The number of people who go to accident and emergency (A&E) departments for psychiatric problems has risen by nearly half since 2011-12, research has revealed.
Between 2011-12 and 2015-16, the number of people who attended A&E departments with psychiatric problems increased to 165,000, according to data compiled by the BBC and NHS Digital.
In addition, in that time the number of under-18s who went to A&E with psychiatric problems nearly doubled to 22,000.

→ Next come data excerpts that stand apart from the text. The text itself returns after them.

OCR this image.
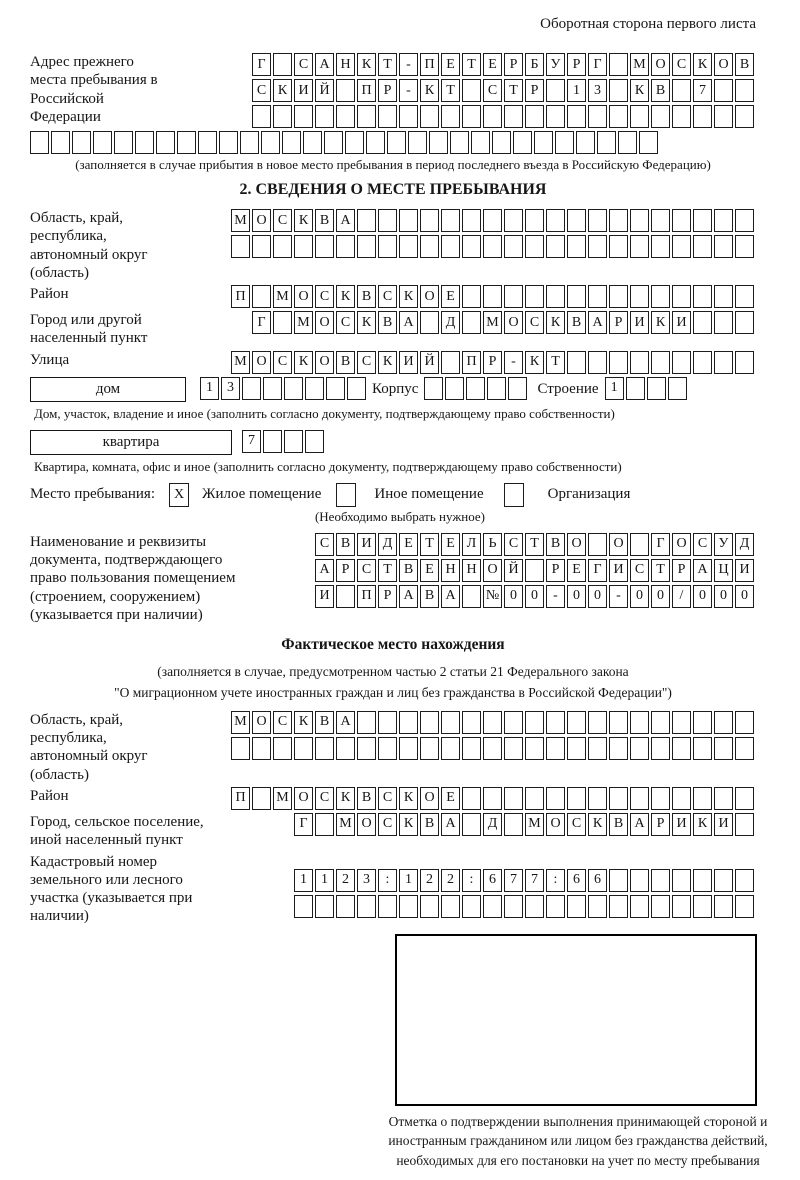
Оборотная сторона первого листа
Адрес прежнего места пребывания в Российской Федерации
Г	С А Н К Т	- П Е Т Е Р Б У Р Г	М О С К О В
С К И Й	П Р	-	К Т	С Т Р	1	3	К В	7
(заполняется в случае прибытия в новое место пребывания в период последнего въезда в Российскую Федерацию)
2. СВЕДЕНИЯ О МЕСТЕ ПРЕБЫВАНИЯ
Область, край, республика, автономный округ (область)
М О С К В А
Район	П	М О С К В С К О Е
Город или другой населенный пункт
Г	М О С К В А	Д	М О С К В А Р И К И
Улица	М О С К О В С К И Й	П Р	-	К Т
дом	1	3	Корпус	Строение 1
Дом, участок, владение и иное (заполнить согласно документу, подтверждающему право собственности)
квартира	7
Квартира, комната, офис и иное (заполнить согласно документу, подтверждающему право собственности)
Место пребывания:	X	Жилое помещение	Иное помещение	Организация
(Необходимо выбрать нужное)
Наименование и реквизиты документа, подтверждающего право пользования помещением (строением, сооружением) (указывается при наличии)
С В И Д Е Т Е Л Ь С Т В О	О	Г О С У Д
А Р С Т В Е Н Н О Й	Р Е Г И С Т Р А Ц И
И	П Р А В А	№ 0	0	-	0	0	-	0	0	/	0	0	0
Фактическое место нахождения
(заполняется в случае, предусмотренном частью 2 статьи 21 Федерального закона
"О миграционном учете иностранных граждан и лиц без гражданства в Российской Федерации")
Область, край, республика, автономный округ (область)
М О С К В А
Район	П	М О С К В С К О Е
Город, сельское поселение, иной населенный пункт
Г	М О С К В А	Д	М О С К В А Р И К И
Кадастровый номер земельного или лесного участка (указывается при наличии)
1	1	2	3	:	1	2	2	:	6	7	7	:	6	6
Отметка о подтверждении выполнения принимающей стороной и иностранным гражданином или лицом без гражданства действий, необходимых для его постановки на учет по месту пребывания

While these patients still only account for just over 1% of the total A&E attendances, it is likely that the true number of people presenting with mental health problems is larger – as these figures only included cases where a mental health problem was the primary diagnosis.
For instance, those who attended A&E after self-harming or attempting suicide may have had a different reason recorded for their attendance.

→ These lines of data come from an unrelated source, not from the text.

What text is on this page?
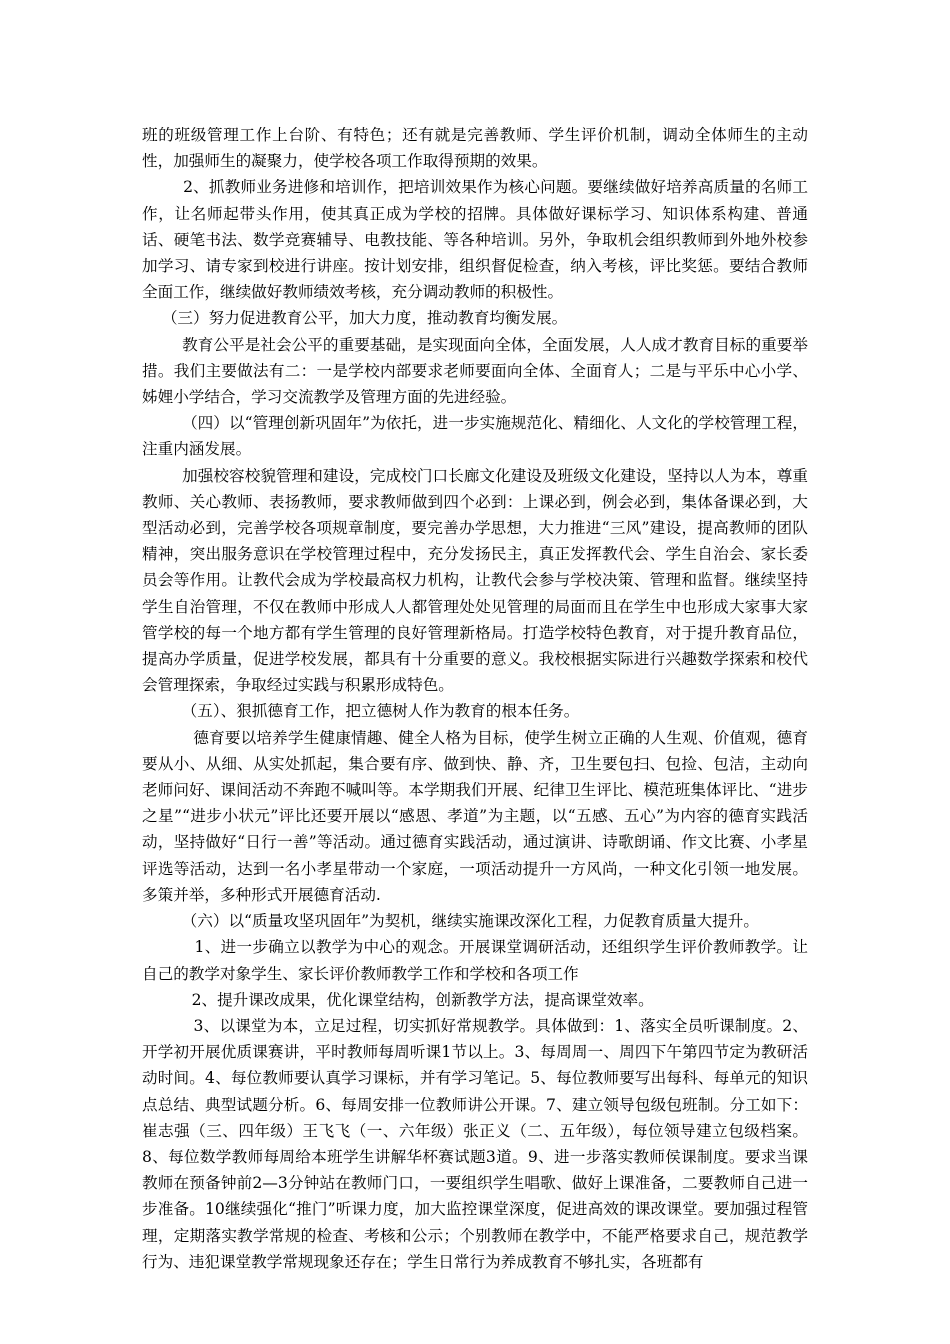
班的班级管理工作上台阶、有特色；还有就是完善教师、学生评价机制，调动全体师生的主动性，加强师生的凝聚力，使学校各项工作取得预期的效果。

2、抓教师业务进修和培训作，把培训效果作为核心问题。要继续做好培养高质量的名师工作，让名师起带头作用，使其真正成为学校的招牌。具体做好课标学习、知识体系构建、普通话、硬笔书法、数学竞赛辅导、电教技能、等各种培训。另外，争取机会组织教师到外地外校参加学习、请专家到校进行讲座。按计划安排，组织督促检查，纳入考核，评比奖惩。要结合教师全面工作，继续做好教师绩效考核，充分调动教师的积极性。

（三）努力促进教育公平，加大力度，推动教育均衡发展。

教育公平是社会公平的重要基础，是实现面向全体，全面发展，人人成才教育目标的重要举措。我们主要做法有二：一是学校内部要求老师要面向全体、全面育人；二是与平乐中心小学、姊娌小学结合，学习交流教学及管理方面的先进经验。

（四）以“管理创新巩固年”为依托，进一步实施规范化、精细化、人文化的学校管理工程，注重内涵发展。

加强校容校貌管理和建设，完成校门口长廊文化建设及班级文化建设，坚持以人为本，尊重教师、关心教师、表扬教师，要求教师做到四个必到：上课必到，例会必到，集体备课必到，大型活动必到，完善学校各项规章制度，要完善办学思想，大力推进“三风”建设，提高教师的团队精神，突出服务意识在学校管理过程中，充分发扬民主，真正发挥教代会、学生自治会、家长委员会等作用。让教代会成为学校最高权力机构，让教代会参与学校决策、管理和监督。继续坚持学生自治管理，不仅在教师中形成人人都管理处处见管理的局面而且在学生中也形成大家事大家管学校的每一个地方都有学生管理的良好管理新格局。打造学校特色教育，对于提升教育品位，提高办学质量，促进学校发展，都具有十分重要的意义。我校根据实际进行兴趣数学探索和校代会管理探索，争取经过实践与积累形成特色。

（五）、狠抓德育工作，把立德树人作为教育的根本任务。

德育要以培养学生健康情趣、健全人格为目标，使学生树立正确的人生观、价值观，德育要从小、从细、从实处抓起，集合要有序、做到快、静、齐，卫生要包扫、包捡、包洁，主动向老师问好、课间活动不奔跑不喊叫等。本学期我们开展、纪律卫生评比、模范班集体评比、“进步之星”“进步小状元”评比还要开展以“感恩、孝道”为主题，以“五感、五心”为内容的德育实践活动，坚持做好“日行一善”等活动。通过德育实践活动，通过演讲、诗歌朗诵、作文比赛、小孝星评选等活动，达到一名小孝星带动一个家庭，一项活动提升一方风尚，一种文化引领一地发展。多策并举，多种形式开展德育活动.

（六）以“质量攻坚巩固年”为契机，继续实施课改深化工程，力促教育质量大提升。

1、进一步确立以教学为中心的观念。开展课堂调研活动，还组织学生评价教师教学。让自己的教学对象学生、家长评价教师教学工作和学校和各项工作

2、提升课改成果，优化课堂结构，创新教学方法，提高课堂效率。

3、以课堂为本，立足过程，切实抓好常规教学。具体做到：1、落实全员听课制度。2、开学初开展优质课赛讲，平时教师每周听课1节以上。3、每周周一、周四下午第四节定为教研活动时间。4、每位教师要认真学习课标，并有学习笔记。5、每位教师要写出每科、每单元的知识点总结、典型试题分析。6、每周安排一位教师讲公开课。7、建立领导包级包班制。分工如下：崔志强（三、四年级）王飞飞（一、六年级）张正义（二、五年级），每位领导建立包级档案。8、每位数学教师每周给本班学生讲解华杯赛试题3道。9、进一步落实教师侯课制度。要求当课教师在预备钟前2—3分钟站在教师门口，一要组织学生唱歌、做好上课准备，二要教师自己进一步准备。10继续强化“推门”听课力度，加大监控课堂深度，促进高效的课改课堂。要加强过程管理，定期落实教学常规的检查、考核和公示；个别教师在教学中，不能严格要求自己，规范教学行为、违犯课堂教学常规现象还存在；学生日常行为养成教育不够扎实，各班都有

Indeed, as many as a tenth of people going to A&E departments were going because of mental ill health, according to some trusts that the BBC spoke to.
Speaking to the BBC, Dr Peter Aitken, from the Royal College of Psychiatrists, said A&E departments needed to invest in specialist psychiatric services to ensure people with mental health problems got the right support.

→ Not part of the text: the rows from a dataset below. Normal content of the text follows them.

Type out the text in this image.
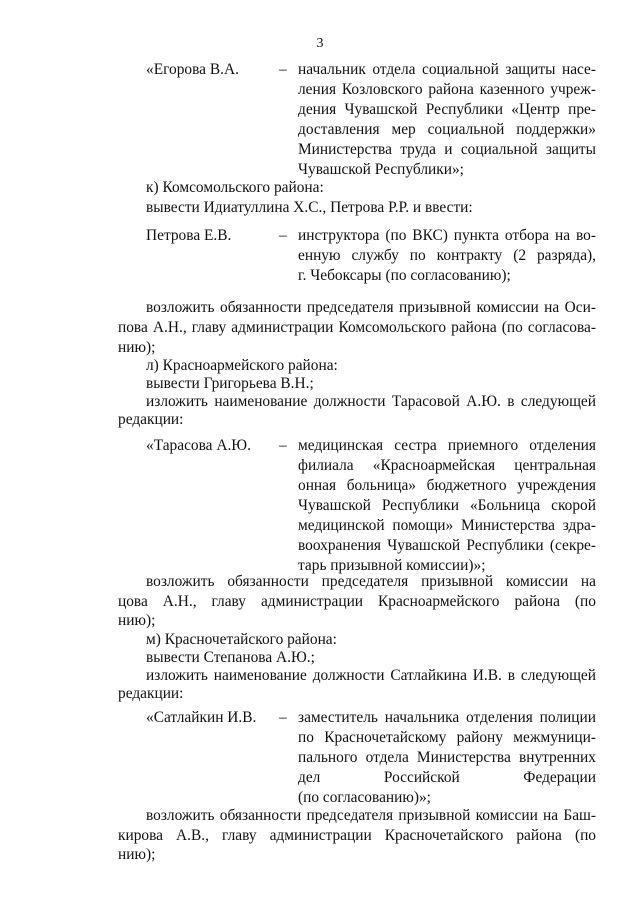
3
«Егорова В.А.	– начальник отдела социальной защиты насе-
ления Козловского района казенного учреж-
дения Чувашской Республики «Центр пре-
доставления мер социальной поддержки»
Министерства труда и социальной защиты
Чувашской Республики»;
к) Комсомольского района:
вывести Идиатуллина Х.С., Петрова Р.Р. и ввести:
Петрова Е.В.	– инструктора (по ВКС) пункта отбора на во-
енную службу по контракту (2 разряда),
г. Чебоксары (по согласованию);
возложить обязанности председателя призывной комиссии на Оси-
пова А.Н., главу администрации Комсомольского района (по согласова-
нию);
л) Красноармейского района:
вывести Григорьева В.Н.;
изложить наименование должности Тарасовой А.Ю. в следующей
редакции:
«Тарасова А.Ю. – медицинская сестра приемного отделения
филиала «Красноармейская центральная
онная больница» бюджетного учреждения
Чувашской Республики «Больница скорой
медицинской помощи» Министерства здра-
воохранения Чувашской Республики (секре-
тарь призывной комиссии)»;
возложить обязанности председателя призывной комиссии на
цова А.Н., главу администрации Красноармейского района (по
нию);
м) Красночетайского района:
вывести Степанова А.Ю.;
изложить наименование должности Сатлайкина И.В. в следующей
редакции:
«Сатлайкин И.В. – заместитель начальника отделения полиции
по Красночетайскому району межмуници-
пального отдела Министерства внутренних
дел Российской Федерации
(по согласованию)»;
возложить обязанности председателя призывной комиссии на Баш-
кирова А.В., главу администрации Красночетайского района (по
нию);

“Mental health presentations to A&E are unlikely to be minor as they represent an urgent crisis point in a person's life," he added.
This news comes just days after Prime Minister Theresa May set out plans to overhaul mental health care, including investing £15 million to provide and promote new models of community–based care such as crisis cafes and community clinics.
In addition, this week, documents leaked to the BBC showed that nearly 25% of patients waited longer than 4 hours for treatment in A&E last week. In addition, many faced long waits for a bed when A&E staff admitted them to hospital.